Canada went along principally because our traditional allies felt something should be done to stop Col. Gadhafi from killing some of his opponents, perhaps on a mass scale, in the eastern part of the country. The British and French seemed keenest on this humanitarian objective, whereas the Americans were initially cool, perhaps because they were already engaged militarily in two other Muslim countries, and also perhaps because the now-villainous Col. Gadhafi has been a valuable ally in the "war on terror."

That the U.S. government is also broke occurred to a few Americans, too. Predictably, the Americans are doing much of the heavy lifting in the campaign, and are none too happy about some of their NATO allies doing little or nothing, starting with Germany.

The Germans wanted no part of this NATO mission sanctioned by the United Nations. Having campaigned very successfully for a seat on the Security Council (beating Canada handily), Germany promptly took a pass on the first UN-authorized military mission, a rather ignominious beginning for a country that wants a permanent Security Council seat.
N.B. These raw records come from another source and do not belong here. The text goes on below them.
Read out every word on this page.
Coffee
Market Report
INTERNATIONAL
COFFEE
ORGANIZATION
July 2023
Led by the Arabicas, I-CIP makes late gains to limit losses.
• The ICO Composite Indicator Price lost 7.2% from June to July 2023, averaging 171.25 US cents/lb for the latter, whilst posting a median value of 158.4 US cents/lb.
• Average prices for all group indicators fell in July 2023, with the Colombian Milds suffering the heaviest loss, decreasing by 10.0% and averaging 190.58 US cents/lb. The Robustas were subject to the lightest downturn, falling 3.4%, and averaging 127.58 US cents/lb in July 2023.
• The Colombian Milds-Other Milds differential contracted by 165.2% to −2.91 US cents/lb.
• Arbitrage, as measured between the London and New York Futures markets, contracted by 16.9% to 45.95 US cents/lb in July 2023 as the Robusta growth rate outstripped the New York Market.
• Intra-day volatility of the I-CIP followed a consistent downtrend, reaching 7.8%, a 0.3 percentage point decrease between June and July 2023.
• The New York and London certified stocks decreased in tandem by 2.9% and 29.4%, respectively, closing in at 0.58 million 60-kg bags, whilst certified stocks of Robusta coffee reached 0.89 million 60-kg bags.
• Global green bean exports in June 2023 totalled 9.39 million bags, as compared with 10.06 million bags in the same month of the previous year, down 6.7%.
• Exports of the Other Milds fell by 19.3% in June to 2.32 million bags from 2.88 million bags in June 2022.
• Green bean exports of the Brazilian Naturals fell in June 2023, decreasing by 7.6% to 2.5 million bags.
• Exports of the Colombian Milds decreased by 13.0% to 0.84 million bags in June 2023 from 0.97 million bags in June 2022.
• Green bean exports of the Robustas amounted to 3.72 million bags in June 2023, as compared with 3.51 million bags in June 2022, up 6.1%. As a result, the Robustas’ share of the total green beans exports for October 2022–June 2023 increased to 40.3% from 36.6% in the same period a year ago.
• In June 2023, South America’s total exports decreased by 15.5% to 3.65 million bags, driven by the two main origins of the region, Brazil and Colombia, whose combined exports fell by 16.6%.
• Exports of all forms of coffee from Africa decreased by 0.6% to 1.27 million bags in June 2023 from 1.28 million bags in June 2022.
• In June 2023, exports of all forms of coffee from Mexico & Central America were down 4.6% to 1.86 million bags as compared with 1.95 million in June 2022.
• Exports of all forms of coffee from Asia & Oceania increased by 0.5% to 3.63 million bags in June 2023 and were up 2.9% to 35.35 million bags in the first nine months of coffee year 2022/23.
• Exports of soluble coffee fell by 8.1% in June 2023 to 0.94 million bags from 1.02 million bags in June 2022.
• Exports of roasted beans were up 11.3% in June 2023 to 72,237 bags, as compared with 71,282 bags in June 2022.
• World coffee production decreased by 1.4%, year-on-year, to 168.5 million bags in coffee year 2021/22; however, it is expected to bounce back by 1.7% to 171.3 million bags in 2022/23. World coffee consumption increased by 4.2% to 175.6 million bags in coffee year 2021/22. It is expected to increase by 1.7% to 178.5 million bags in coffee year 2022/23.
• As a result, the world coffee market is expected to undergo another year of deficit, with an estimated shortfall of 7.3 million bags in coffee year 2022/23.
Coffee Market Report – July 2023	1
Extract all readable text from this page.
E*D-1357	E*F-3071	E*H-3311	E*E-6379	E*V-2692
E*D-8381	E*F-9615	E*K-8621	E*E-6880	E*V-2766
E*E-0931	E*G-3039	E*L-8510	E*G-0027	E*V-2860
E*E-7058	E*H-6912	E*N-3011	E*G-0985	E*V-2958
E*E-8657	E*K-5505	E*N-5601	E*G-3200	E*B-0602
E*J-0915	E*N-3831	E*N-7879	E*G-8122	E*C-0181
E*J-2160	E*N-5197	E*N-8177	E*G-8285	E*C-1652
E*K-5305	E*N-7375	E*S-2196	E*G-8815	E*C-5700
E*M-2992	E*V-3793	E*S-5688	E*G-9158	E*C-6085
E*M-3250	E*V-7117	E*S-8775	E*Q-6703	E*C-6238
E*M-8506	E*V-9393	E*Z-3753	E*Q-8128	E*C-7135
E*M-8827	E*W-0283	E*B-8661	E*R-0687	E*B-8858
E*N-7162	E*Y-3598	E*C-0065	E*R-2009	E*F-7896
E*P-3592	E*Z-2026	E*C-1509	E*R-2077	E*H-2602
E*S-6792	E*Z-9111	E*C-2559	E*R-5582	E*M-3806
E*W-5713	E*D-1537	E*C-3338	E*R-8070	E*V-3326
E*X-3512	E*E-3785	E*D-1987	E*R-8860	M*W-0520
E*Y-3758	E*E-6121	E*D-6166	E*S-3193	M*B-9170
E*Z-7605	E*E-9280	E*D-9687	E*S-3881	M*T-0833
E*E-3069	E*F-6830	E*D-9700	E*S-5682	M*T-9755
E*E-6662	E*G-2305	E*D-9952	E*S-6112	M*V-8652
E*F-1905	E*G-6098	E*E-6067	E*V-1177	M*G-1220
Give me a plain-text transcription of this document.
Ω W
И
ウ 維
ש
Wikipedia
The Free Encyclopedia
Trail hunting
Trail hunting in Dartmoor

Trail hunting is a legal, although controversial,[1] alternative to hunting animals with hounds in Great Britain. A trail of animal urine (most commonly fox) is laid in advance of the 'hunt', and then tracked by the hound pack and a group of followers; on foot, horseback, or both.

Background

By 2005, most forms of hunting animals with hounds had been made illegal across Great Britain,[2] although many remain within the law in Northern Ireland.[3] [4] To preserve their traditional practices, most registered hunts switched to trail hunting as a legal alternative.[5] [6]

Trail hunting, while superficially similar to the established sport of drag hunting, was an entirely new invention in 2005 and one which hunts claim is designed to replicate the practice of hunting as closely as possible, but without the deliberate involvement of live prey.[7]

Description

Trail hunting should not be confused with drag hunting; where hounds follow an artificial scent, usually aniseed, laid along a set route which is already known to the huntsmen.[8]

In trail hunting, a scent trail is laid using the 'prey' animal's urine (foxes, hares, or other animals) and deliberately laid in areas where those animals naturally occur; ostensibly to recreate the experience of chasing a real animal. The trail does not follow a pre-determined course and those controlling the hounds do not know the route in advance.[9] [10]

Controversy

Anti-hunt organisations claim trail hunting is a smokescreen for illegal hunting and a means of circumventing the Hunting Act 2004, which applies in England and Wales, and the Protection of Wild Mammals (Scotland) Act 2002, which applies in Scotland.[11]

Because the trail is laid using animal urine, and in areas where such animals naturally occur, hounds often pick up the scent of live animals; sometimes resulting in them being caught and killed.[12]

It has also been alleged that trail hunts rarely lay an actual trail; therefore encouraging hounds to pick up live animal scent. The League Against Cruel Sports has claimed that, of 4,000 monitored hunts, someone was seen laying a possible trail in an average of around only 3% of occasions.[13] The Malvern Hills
In bombing Tripoli extensively, NATO is obviously hoping that Col. Gadhafi will either be killed or forced into exile. NATO's friends, if that is the word, would seem to be all those who oppose him: tribes in eastern Libya and secularists, Western-oriented businessmen and former Guantanamo inmates, loosely grouped in something called the National Council, who seem to have more in common about what they oppose than what to build post-Gadhafi.

It is all very well, as some MPs argued yesterday, for Canada and the NATO countries to send aid to Libya once Col. Gadhafi is removed, but we have seen repeatedly that such aid commitments - be it for AIDS, Afghanistan or climate change - fall far short of early pledges. And apart from the very likely shortfall of actual aid, whatever money is offered will be far less consequential than whether the tribes of Libya can manufacture some consensus post-Gadhafi.

Unlike Iraq and Afghanistan, there is no appetite to keep sizable military forces on the ground in Libya to provide stability during regime change. Therefore, we have unleashed air power that eventually, one presumes, will replace the existing regime with another, without any idea of what will come next, and no willingness to help shape it.